Lucifer's Hammer - Larry Niven [295]
The steel springs of the bow gave a humming sound, and the traveler block clattered. The shaft flew out, over a yard long, a thin steel rod with metal feathering at the end; it went in a flat trajectory and imbedded itself in the figure below. The hands jerked convulsively, then were still. They hadn't seen the face. At least this one hadn't screamed.
"There's another. About forty yards to the left," Wagoner said. "I'll take that one."
"Thanks." Harvey turned away. It was too damned personal. Rifles would be better. Or machine guns. A machine gun was very impersonal. If you shot someone with a machine gun, you could persuade yourself that the gun had done it. But the crossbow had to be wound with your own musclepower. Personal.
There was nothing else to do. The valley was death to enter. In the cold night the mustard had condensed, and now small streamers of the yellow gas were sometimes visible. No one could enter that valley. They could leave the enemy—thank God all the Stronghold wounded had been taken out before the gas attack, although Harvey knew that Al Hardy would have ordered the attack even if they hadn't been—they could leave the enemy wounded, or they could kill them. And they couldn't spare rifle or machine-gun ammunition for the purpose. The crossbow bolts were recoverable. After the first good rain, or after a few days of warmth, the gas would be dispersed.
It made good fertilizer. So would the dead. Battle Valley would be good cropland next spring. Now it was a slaughterhouse.
We won. Victory. Harvey tried to recall the elation he'd felt the night before, the sense of life he'd had when he woke in the morning, and he knew he'd be able to. This was horrible work, but it was needed. They couldn't leave the Brotherhood's wounded to suffer. They'd die soon enough anyway; better to kill them cleanly.
And it was the last. No more wars. Now they could build a civilization. The Brotherhood had done the Stronghold's work: They had cleared out much of the area near the Stronghold. It wouldn't take a big expedition to go looking for salvage. Harvey kept his thoughts on that: on what they could find, on the wonders out there that they could search for and bring home.
When he heard the bow, Harvey turned back. His turn. Let Brad be alone for a moment.
The blood typing was done, and she'd visited the wounded. That had been tough, but not as bad as she'd thought. She knew why, but she didn't think about it.

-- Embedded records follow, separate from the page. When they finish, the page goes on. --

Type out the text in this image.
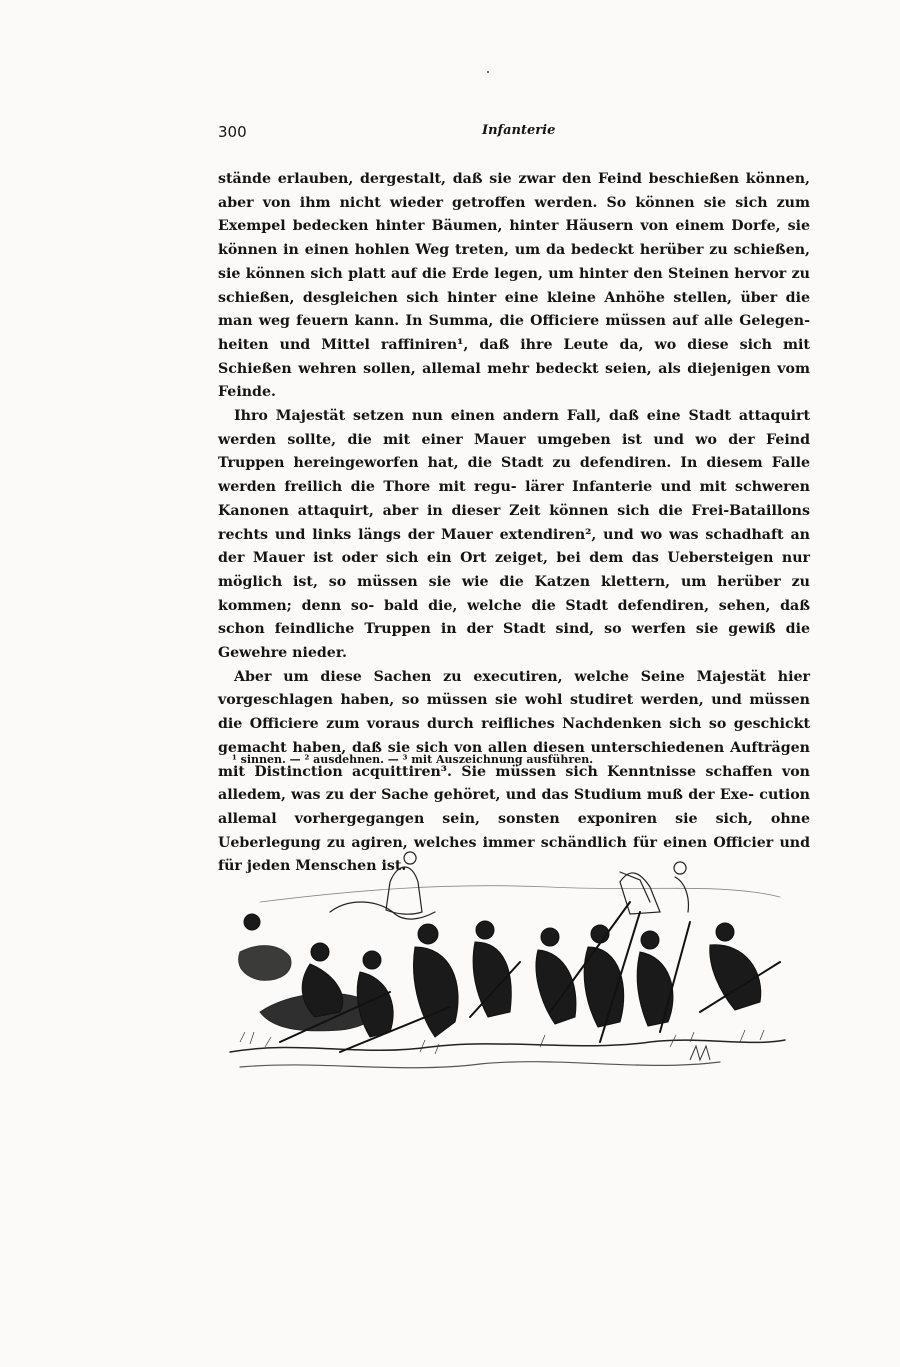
300	Infanterie

stände erlauben, dergestalt, daß sie zwar den Feind beschießen können, aber von ihm nicht wieder getroffen werden. So können sie sich zum Exempel bedecken hinter Bäumen, hinter Häusern von einem Dorfe, sie können in einen hohlen Weg treten, um da bedeckt herüber zu schießen, sie können sich platt auf die Erde legen, um hinter den Steinen hervor zu schießen, desgleichen sich hinter eine kleine Anhöhe stellen, über die man weg feuern kann. In Summa, die Officiere müssen auf alle Gelegen- heiten und Mittel raffiniren¹, daß ihre Leute da, wo diese sich mit Schießen wehren sollen, allemal mehr bedeckt seien, als diejenigen vom Feinde.

Ihro Majestät setzen nun einen andern Fall, daß eine Stadt attaquirt werden sollte, die mit einer Mauer umgeben ist und wo der Feind Truppen hereingeworfen hat, die Stadt zu defendiren. In diesem Falle werden freilich die Thore mit regu- lärer Infanterie und mit schweren Kanonen attaquirt, aber in dieser Zeit können sich die Frei-Bataillons rechts und links längs der Mauer extendiren², und wo was schadhaft an der Mauer ist oder sich ein Ort zeiget, bei dem das Uebersteigen nur möglich ist, so müssen sie wie die Katzen klettern, um herüber zu kommen; denn so- bald die, welche die Stadt defendiren, sehen, daß schon feindliche Truppen in der Stadt sind, so werfen sie gewiß die Gewehre nieder.

Aber um diese Sachen zu executiren, welche Seine Majestät hier vorgeschlagen haben, so müssen sie wohl studiret werden, und müssen die Officiere zum voraus durch reifliches Nachdenken sich so geschickt gemacht haben, daß sie sich von allen diesen unterschiedenen Aufträgen mit Distinction acquittiren³. Sie müssen sich Kenntnisse schaffen von alledem, was zu der Sache gehöret, und das Studium muß der Exe- cution allemal vorhergegangen sein, sonsten exponiren sie sich, ohne Ueberlegung zu agiren, welches immer schändlich für einen Officier und für jeden Menschen ist.

¹ sinnen. — ² ausdehnen. — ³ mit Auszeichnung ausführen.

It wasn't too bad in the hospital, because the worst cases had already died. Maureen wondered if they'd been … helped. Leonilla and Doc Valdemar and his psychiatrist wife, Ruth, knew their limits, knew that many who had inhaled mustard or taken gut shots were finished because they didn't have the drugs and equipment it would take to save them, and the mustard cases would end up blind anyway, most of them. Had the doctors been more than choosers of the slain? Maureen didn't want to ask.
She left the hospital.
In City Hall they were preparing for a party. A victory celebration. And we damned well deserve it, Maureen thought. We can mourn the dead, but we have to go on living, and these people have worked and bled and died for this moment: for the celebration that said the fighting was over, that the Hammer had done its worst and now it was time to rebuild.
Joanna and Rosa Wagoner were shouting with joy. They'd got a lamp burning. "It works!" Joanna said. "Hi, Maureen. We've got the lamp burning on methanol."
It didn't give off much light, but it would do. At the end of the big central book-lined room some of the children were setting up punch bowls. Mulberry wine, really quite good (well, not too bad); a case of Cokes someone had saved. And there would be food, mostly stew, and you didn't want to know what was in it. Rats and squirrels weren't really very different kinds of animals, nor did cat taste much different from rabbit. There wouldn't be many vegetables in the stew. Potatoes were scarce and terribly valuable.